Mangan twigged to the importance of what Patrick was asking. ‘Shit. I wasn’t really listening, to be honest. She was going on and on about how “someone amazing” had told her he’d seen her and wanted to meet her. It was like she wanted me to ask her who this amazing person was, but I wasn’t that interested. I just wanted to get home.’

‘Do you remember if she said when she’d got the message?’

‘I’m pretty sure it was at the party.’

‘And the person who sent the message was at the party too?’

‘I think so. God, I’m sorry, hang on.’ He propped his chin on his fist, thinking hard. ‘Yeah, I’m sure she did. She said something like, “Maybe he liked me in my waitress uniform,” and started
giggling
.’

‘But she definitely didn’t give you a name?’

‘No.’

‘Not Shawn Barrett?’

Mangan’s eyes widened. ‘You don’t think it’s him, do you? I thought you questioned him already.’

‘I think it’s someone pretending to be Shawn.’

Someone who was at the party. The same person who’d planted the evidence to frame Mervyn.

They thanked Mangan and headed back to the car. Patrick had almost forgotten that Kai Topper was on the back seat, looking like a dog who’d been locked in by a thoughtless owner. Patrick slid into the driver’s seat, Carmella climbing in next to him, and turned round to talk to Topper.

‘She’s not there,’ Patrick said.

‘Are you sure?’ His eyes were bloodshot and watery and Patrick was sure he’d been crying again. Did he realise how much danger his girlfriend was in?

‘We’re going to take you back to the station,’ he said. ‘We— For fuck’s sake!’

Topper had produced a knife from his inside pocket. Patrick immediately dived between the seats, grabbing the boy’s wrist and twisting his arm. Topper cried out and the knife fell onto the car seat. Patrick snatched it up. Carmella had already exited the car and yanked the door beside Topper open, handcuffs at the ready.

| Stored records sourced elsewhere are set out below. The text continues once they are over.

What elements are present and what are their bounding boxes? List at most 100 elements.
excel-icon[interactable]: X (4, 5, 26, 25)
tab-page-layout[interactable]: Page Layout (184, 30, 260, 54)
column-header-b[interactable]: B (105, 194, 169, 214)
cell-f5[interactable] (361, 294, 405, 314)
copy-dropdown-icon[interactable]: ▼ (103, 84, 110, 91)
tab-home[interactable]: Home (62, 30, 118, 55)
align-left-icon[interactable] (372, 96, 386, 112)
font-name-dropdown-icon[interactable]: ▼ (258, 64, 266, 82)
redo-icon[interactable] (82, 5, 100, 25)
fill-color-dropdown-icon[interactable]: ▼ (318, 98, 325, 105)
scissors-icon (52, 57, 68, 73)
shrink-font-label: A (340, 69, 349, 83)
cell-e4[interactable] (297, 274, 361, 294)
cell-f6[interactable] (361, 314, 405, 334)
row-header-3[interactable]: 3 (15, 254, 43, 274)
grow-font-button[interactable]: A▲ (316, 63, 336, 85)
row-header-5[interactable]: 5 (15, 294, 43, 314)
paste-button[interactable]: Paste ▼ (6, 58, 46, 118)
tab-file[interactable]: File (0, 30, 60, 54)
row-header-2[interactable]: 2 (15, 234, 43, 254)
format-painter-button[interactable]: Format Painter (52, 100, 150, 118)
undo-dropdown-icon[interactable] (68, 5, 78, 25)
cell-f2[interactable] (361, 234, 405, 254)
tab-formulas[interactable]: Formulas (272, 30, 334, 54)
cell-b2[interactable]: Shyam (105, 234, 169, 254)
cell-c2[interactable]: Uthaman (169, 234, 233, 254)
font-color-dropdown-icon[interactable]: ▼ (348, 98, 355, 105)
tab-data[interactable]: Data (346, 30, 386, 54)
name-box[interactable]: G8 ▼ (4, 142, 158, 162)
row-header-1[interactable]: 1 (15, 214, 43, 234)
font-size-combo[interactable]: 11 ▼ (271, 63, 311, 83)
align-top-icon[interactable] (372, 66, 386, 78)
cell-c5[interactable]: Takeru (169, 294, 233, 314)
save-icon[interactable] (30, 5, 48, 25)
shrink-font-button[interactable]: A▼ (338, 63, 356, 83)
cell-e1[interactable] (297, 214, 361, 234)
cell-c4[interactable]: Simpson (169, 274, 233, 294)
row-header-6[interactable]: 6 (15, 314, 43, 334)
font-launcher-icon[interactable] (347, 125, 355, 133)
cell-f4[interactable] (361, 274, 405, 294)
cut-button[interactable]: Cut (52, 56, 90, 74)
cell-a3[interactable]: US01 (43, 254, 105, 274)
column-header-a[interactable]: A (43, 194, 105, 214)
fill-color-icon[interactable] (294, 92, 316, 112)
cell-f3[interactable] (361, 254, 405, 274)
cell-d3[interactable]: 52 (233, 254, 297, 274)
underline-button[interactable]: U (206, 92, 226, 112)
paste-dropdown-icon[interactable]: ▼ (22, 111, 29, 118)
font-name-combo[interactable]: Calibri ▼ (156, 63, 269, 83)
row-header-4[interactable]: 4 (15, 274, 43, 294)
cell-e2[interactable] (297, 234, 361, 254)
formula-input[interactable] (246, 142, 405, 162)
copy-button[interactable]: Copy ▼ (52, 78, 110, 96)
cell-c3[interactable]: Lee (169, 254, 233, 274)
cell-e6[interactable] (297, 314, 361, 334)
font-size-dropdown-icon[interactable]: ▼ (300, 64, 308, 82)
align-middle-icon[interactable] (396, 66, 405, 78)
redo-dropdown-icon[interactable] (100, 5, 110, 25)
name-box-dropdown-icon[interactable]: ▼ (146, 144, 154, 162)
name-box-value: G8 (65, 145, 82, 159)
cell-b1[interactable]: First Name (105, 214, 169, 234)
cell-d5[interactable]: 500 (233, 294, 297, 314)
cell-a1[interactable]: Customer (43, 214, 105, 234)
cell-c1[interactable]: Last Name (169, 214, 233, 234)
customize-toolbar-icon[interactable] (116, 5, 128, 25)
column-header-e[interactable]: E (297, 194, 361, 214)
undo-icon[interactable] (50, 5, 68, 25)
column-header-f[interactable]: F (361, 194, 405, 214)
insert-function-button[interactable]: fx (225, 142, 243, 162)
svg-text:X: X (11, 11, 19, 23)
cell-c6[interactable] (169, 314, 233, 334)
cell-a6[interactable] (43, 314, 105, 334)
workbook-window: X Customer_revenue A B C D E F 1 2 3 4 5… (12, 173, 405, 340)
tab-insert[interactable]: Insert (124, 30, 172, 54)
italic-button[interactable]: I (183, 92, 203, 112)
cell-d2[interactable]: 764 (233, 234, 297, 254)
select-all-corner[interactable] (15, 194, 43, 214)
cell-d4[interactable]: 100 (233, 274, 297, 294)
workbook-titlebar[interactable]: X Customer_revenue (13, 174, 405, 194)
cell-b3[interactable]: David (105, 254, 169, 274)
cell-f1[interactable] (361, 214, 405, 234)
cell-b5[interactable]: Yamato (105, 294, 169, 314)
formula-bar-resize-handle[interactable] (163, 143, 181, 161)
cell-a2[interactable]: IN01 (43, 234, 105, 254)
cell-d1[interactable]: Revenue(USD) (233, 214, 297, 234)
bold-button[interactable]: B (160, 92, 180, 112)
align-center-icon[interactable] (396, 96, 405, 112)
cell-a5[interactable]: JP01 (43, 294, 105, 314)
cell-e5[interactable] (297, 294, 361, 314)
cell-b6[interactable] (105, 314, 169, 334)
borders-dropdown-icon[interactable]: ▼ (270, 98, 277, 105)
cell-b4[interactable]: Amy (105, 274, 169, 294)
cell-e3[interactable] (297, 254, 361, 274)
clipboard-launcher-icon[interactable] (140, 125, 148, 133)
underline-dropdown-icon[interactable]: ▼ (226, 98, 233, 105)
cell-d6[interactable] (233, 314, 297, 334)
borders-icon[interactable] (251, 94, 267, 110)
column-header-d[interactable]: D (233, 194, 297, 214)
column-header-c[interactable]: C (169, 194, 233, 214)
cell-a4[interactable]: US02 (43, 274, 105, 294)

‘I wasn’t going to stab you!’ Topper blurted. ‘I just thought I’d better tell you I had it.’

‘Got any more concealed weapons?’

‘No. I swear.’

‘What were you doing, Kai? Planning to stab Kerry Mangan?’

Topper’s eyes fell. ‘I wouldn’t have actually done it. But he’s a hard man, a bodyguard. I thought he might attack me. I just
. . .
I just want to find Jade.’

As he spoke, Carmella searched him and cuffed his hands behind his back, just in case.

‘You’re going to tell us everything you know, Kai,’ Patrick said. ‘If you do, I’ll think about letting you off with a caution.
Understand
?’

The boy refused to meet his eye. ‘Yeah.’

‘Good. And in the meantime, you know what I want you to do?’

‘What?’ The boy’s voice was a squeak.